Like I said, I wear shorts and and T-shirt in my house year round. 77 degrees is the perfect temperature for that.

How cold do you have your AC in the summer?

Thermostat stays at 68F and we put on more clothes. It used to be 65F, but we bumped it up when we had a kid for his benefit. Both my wife and I grew up the more-clothes mentality, so there are no disagreements.

We keep the house at 50-55 at night and turn it up just in the rooms we’re using, to about 62-64. I put a throw over me on the couch and have a heated neck/back thingie. My subterranean lair is heated with electric baseboard heat and I don’t want to waste it. The rest of the house is propane and that needs to be conserved too.

To be honest, even if the heat were way up, I’d still want a throw over me in the winter. I like the feeling of being cuddled up in something – it feels cozy to be ensconced in the couch. :slight_smile: With heat way up, that would end up feeling too hot.

Heh.
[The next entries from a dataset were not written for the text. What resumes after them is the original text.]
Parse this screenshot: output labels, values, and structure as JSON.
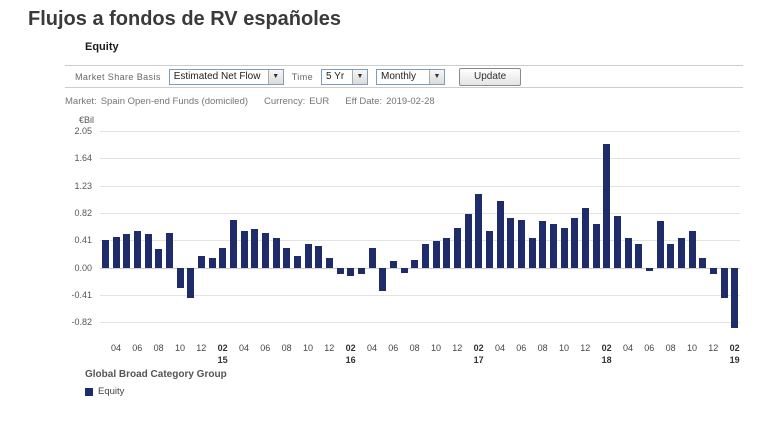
{
  "page": {
    "title": "Flujos a fondos de RV españoles"
  },
  "panel": {
    "heading": "Equity",
    "toolbar": {
      "market_share_basis_label": "Market Share Basis",
      "market_share_basis_value": "Estimated Net Flow",
      "time_label": "Time",
      "time_value": "5 Yr",
      "frequency_value": "Monthly",
      "update_label": "Update",
      "dropdown_arrow": "▼"
    },
    "info": {
      "market_label": "Market:",
      "market_value": "Spain Open-end Funds (domiciled)",
      "currency_label": "Currency:",
      "currency_value": "EUR",
      "eff_date_label": "Eff Date:",
      "eff_date_value": "2019-02-28"
    },
    "legend": {
      "title": "Global Broad Category Group",
      "items": [
        {
          "label": "Equity",
          "color": "#1e2d69"
        }
      ]
    }
  },
  "chart_data": {
    "type": "bar",
    "title": "Equity",
    "unit_label": "€Bil",
    "bar_color": "#1e2d69",
    "grid": true,
    "legend_position": "bottom-left",
    "y_ticks": [
      2.05,
      1.64,
      1.23,
      0.82,
      0.41,
      0.0,
      -0.41,
      -0.82
    ],
    "ylim": [
      -1.025,
      2.05
    ],
    "x": [
      "2014-03",
      "2014-04",
      "2014-05",
      "2014-06",
      "2014-07",
      "2014-08",
      "2014-09",
      "2014-10",
      "2014-11",
      "2014-12",
      "2015-01",
      "2015-02",
      "2015-03",
      "2015-04",
      "2015-05",
      "2015-06",
      "2015-07",
      "2015-08",
      "2015-09",
      "2015-10",
      "2015-11",
      "2015-12",
      "2016-01",
      "2016-02",
      "2016-03",
      "2016-04",
      "2016-05",
      "2016-06",
      "2016-07",
      "2016-08",
      "2016-09",
      "2016-10",
      "2016-11",
      "2016-12",
      "2017-01",
      "2017-02",
      "2017-03",
      "2017-04",
      "2017-05",
      "2017-06",
      "2017-07",
      "2017-08",
      "2017-09",
      "2017-10",
      "2017-11",
      "2017-12",
      "2018-01",
      "2018-02",
      "2018-03",
      "2018-04",
      "2018-05",
      "2018-06",
      "2018-07",
      "2018-08",
      "2018-09",
      "2018-10",
      "2018-11",
      "2018-12",
      "2019-01",
      "2019-02"
    ],
    "series": [
      {
        "name": "Equity",
        "values": [
          0.42,
          0.46,
          0.5,
          0.55,
          0.5,
          0.28,
          0.52,
          -0.3,
          -0.45,
          0.18,
          0.15,
          0.3,
          0.72,
          0.55,
          0.58,
          0.52,
          0.45,
          0.3,
          0.18,
          0.35,
          0.32,
          0.15,
          -0.1,
          -0.12,
          -0.1,
          0.3,
          -0.35,
          0.1,
          -0.08,
          0.12,
          0.35,
          0.4,
          0.45,
          0.6,
          0.8,
          1.1,
          0.55,
          1.0,
          0.75,
          0.72,
          0.45,
          0.7,
          0.65,
          0.6,
          0.75,
          0.9,
          0.65,
          1.85,
          0.78,
          0.45,
          0.35,
          -0.05,
          0.7,
          0.35,
          0.45,
          0.55,
          0.15,
          -0.1,
          -0.45,
          -0.9
        ]
      }
    ]
  }
}
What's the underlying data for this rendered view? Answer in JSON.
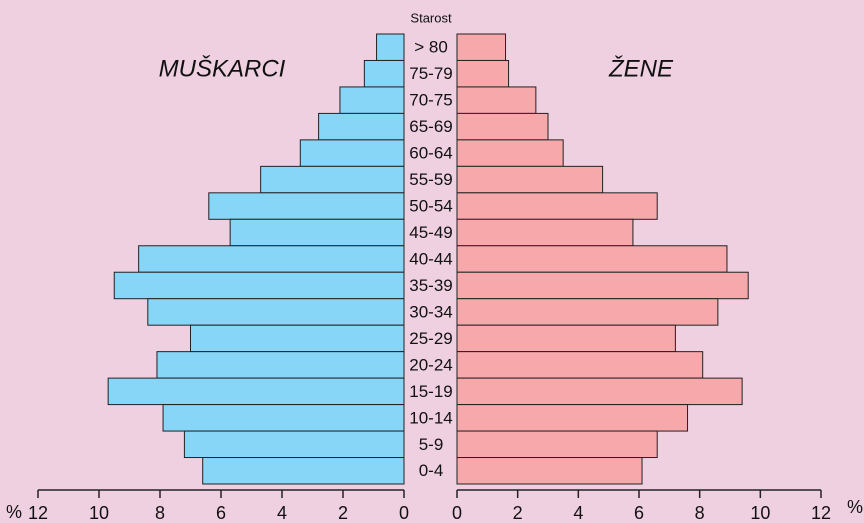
{
  "chart_data": {
    "type": "pyramid",
    "category_label": "Starost",
    "x_label": "%",
    "categories": [
      "> 80",
      "75-79",
      "70-75",
      "65-69",
      "60-64",
      "55-59",
      "50-54",
      "45-49",
      "40-44",
      "35-39",
      "30-34",
      "25-29",
      "20-24",
      "15-19",
      "10-14",
      "5-9",
      "0-4"
    ],
    "series": [
      {
        "name": "MUŠKARCI",
        "color": "#87d5f7",
        "values": [
          0.9,
          1.3,
          2.1,
          2.8,
          3.4,
          4.7,
          6.4,
          5.7,
          8.7,
          9.5,
          8.4,
          7.0,
          8.1,
          9.7,
          7.9,
          7.2,
          6.6
        ]
      },
      {
        "name": "ŽENE",
        "color": "#f7a8ab",
        "values": [
          1.6,
          1.7,
          2.6,
          3.0,
          3.5,
          4.8,
          6.6,
          5.8,
          8.9,
          9.6,
          8.6,
          7.2,
          8.1,
          9.4,
          7.6,
          6.6,
          6.1
        ]
      }
    ],
    "xlim": [
      0,
      12
    ],
    "xticks": [
      0,
      2,
      4,
      6,
      8,
      10,
      12
    ]
  }
}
If you consider anything more than shorts and a T-shirt in the winter to be “bundled up” or “extra clothes”, then yes, we’re on different wavelengths. :slight_smile:

:eek:

:slight_smile:

Do you have AC? If so, what temperature do you have it on in the summer?

LOL, ok. I meant anything that you put on extra simply because it was cold in the house :slight_smile:

We have a couple of window units just in the bedrooms for easier sleeping. I keep mine at 60 till the room cools down and then turn it off for the night. We don’t have many heat waves (but we do get them from time to time).
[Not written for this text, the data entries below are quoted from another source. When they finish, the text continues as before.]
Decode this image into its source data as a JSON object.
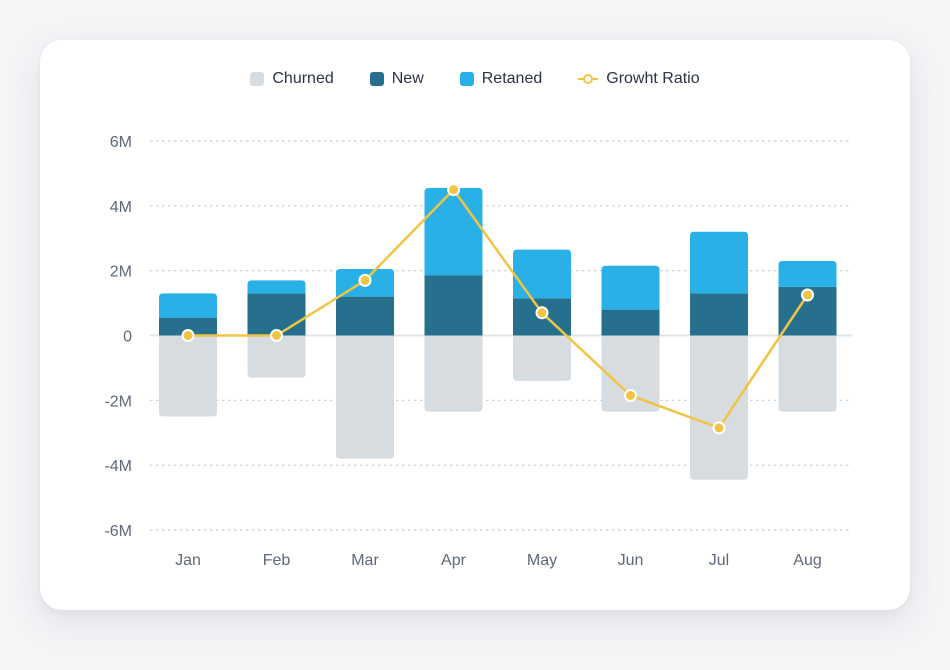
{
  "chart_data": {
    "type": "bar",
    "stacked": true,
    "categories": [
      "Jan",
      "Feb",
      "Mar",
      "Apr",
      "May",
      "Jun",
      "Jul",
      "Aug"
    ],
    "series": [
      {
        "name": "Churned",
        "kind": "bar",
        "color": "#d7dce0",
        "values": [
          -2.5,
          -1.3,
          -3.8,
          -2.35,
          -1.4,
          -2.35,
          -4.45,
          -2.35
        ]
      },
      {
        "name": "New",
        "kind": "bar",
        "color": "#26708d",
        "values": [
          0.55,
          1.3,
          1.2,
          1.85,
          1.15,
          0.8,
          1.3,
          1.5
        ]
      },
      {
        "name": "Retaned",
        "kind": "bar",
        "color": "#29b0e6",
        "values": [
          0.75,
          0.4,
          0.85,
          2.7,
          1.5,
          1.35,
          1.9,
          0.8
        ]
      },
      {
        "name": "Growht Ratio",
        "kind": "line",
        "color": "#f2c443",
        "values": [
          0,
          0,
          1.7,
          4.5,
          0.7,
          -1.85,
          -2.85,
          1.25
        ]
      }
    ],
    "y_ticks": [
      6,
      4,
      2,
      0,
      -2,
      -4,
      -6
    ],
    "y_tick_labels": [
      "6M",
      "4M",
      "2M",
      "0",
      "-2M",
      "-4M",
      "-6M"
    ],
    "ylim": [
      -6,
      6
    ],
    "xlabel": "",
    "ylabel": "",
    "grid": true,
    "legend_position": "top-center"
  }
}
And 50-55 during the winter, but supplemented with electric blankets/mattress pads.

I don’t think it’s possible to heat this place up to 77 in the winter with the current heating system. And with heat loss being (very roughly) proportional to the inside-outside heat differential it would mean adding 15-25% to the heating bill. (More probably, since our neighbors are unlikely to have their thermostats that high and we’d create a positive heat flow out through interior walls and the ceiling as well as outer walls.)
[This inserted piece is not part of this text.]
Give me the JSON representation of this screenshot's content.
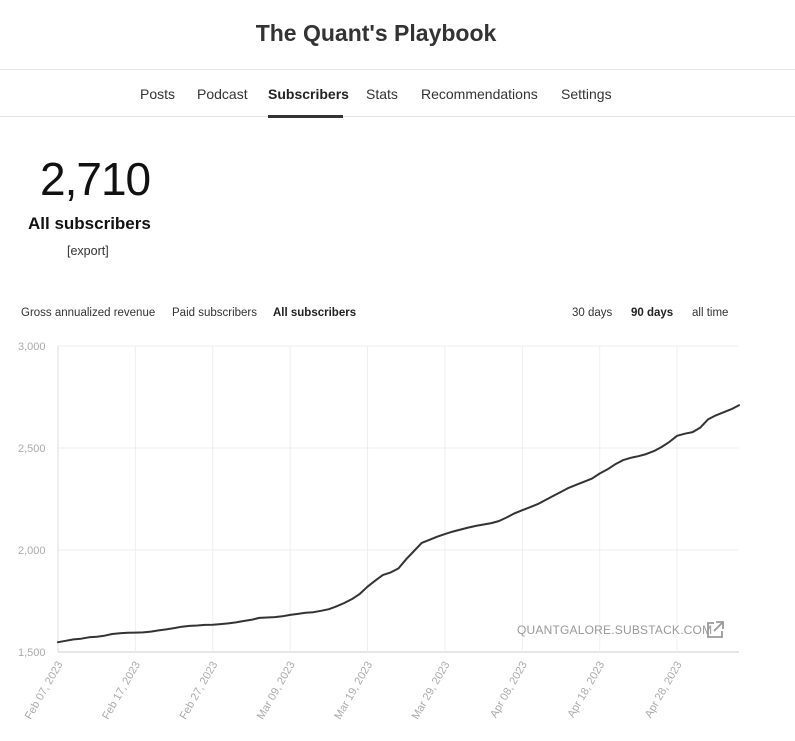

I don’t know how outside temperatures vary where you are, but personally I would compensate as much as reasonable (i.e. I’m not turning it down to 50 and wearing a parka) with clothing even if the heating/cooling costs were a fraction of what they are here.

Probably around 74-75 most of the time. If I know I doing some cleaning I lower it to 72.
Winter I keep the heat at 67-68 during awake hours. I have it go to 69 for the morning wake up.

Lets see, I’m working from home today, the thermostat is effectively set to ‘off’ (actually 50F, but it’ll never get that cold today) and claims that the current inside temperature is 60F. I’m sort of dressed for it (jeans and a thick PNW-issue flannel shirt).

We don’t pay too much attention to it but if the family is all here and awake it is pretty typical to set the heat to 65F. Once people are asleep we’ll bump it down to 60F. The kids all have warm blankets (my ~3 year old daughter insists on sleeping under five blankets, even in the summer!).

Somewhere in the 60s is perfect for our interior, in my opinion. If it gets much lower than that I do get uncomfortable and bump it up a little bit. It is also nice to have the heat actually running when we wake up because it makes the bathroom nice and toasty. We’ve never heated higher than that. We don’t have air conditioning so I’ve never cooled it down to that in the summer. It is mostly not hot enough to justify air conditioning here, but there are a few days here and there where I miss it.

77F would be stifling for me in the winter. I’d be dying to get outside. It sounds insanely expensive too.

One of my least favorite temperature differentials is when the bus operator heats their bus to the max. It isn’t nice being dressed for the outside cold in a stuffy, dry, hot box.

Our pellet stove thermostat is set to come on somewhere between 67-70 - it’s not exactly calibrated. If it’s feeling chilly for any reason, I’ll pull on a sweater or sweatshirt. My spousal unit will grab an afghan - generally when he’s lying on the couch watching TV.

I don’t like the house to be too hot - it gets too dry. Cooler is better as far as I’m concerned - I can regulate my comfort with layers.

So you actually have your house warmer in the summer than you do in the winter? That’s a fascinating concept to me.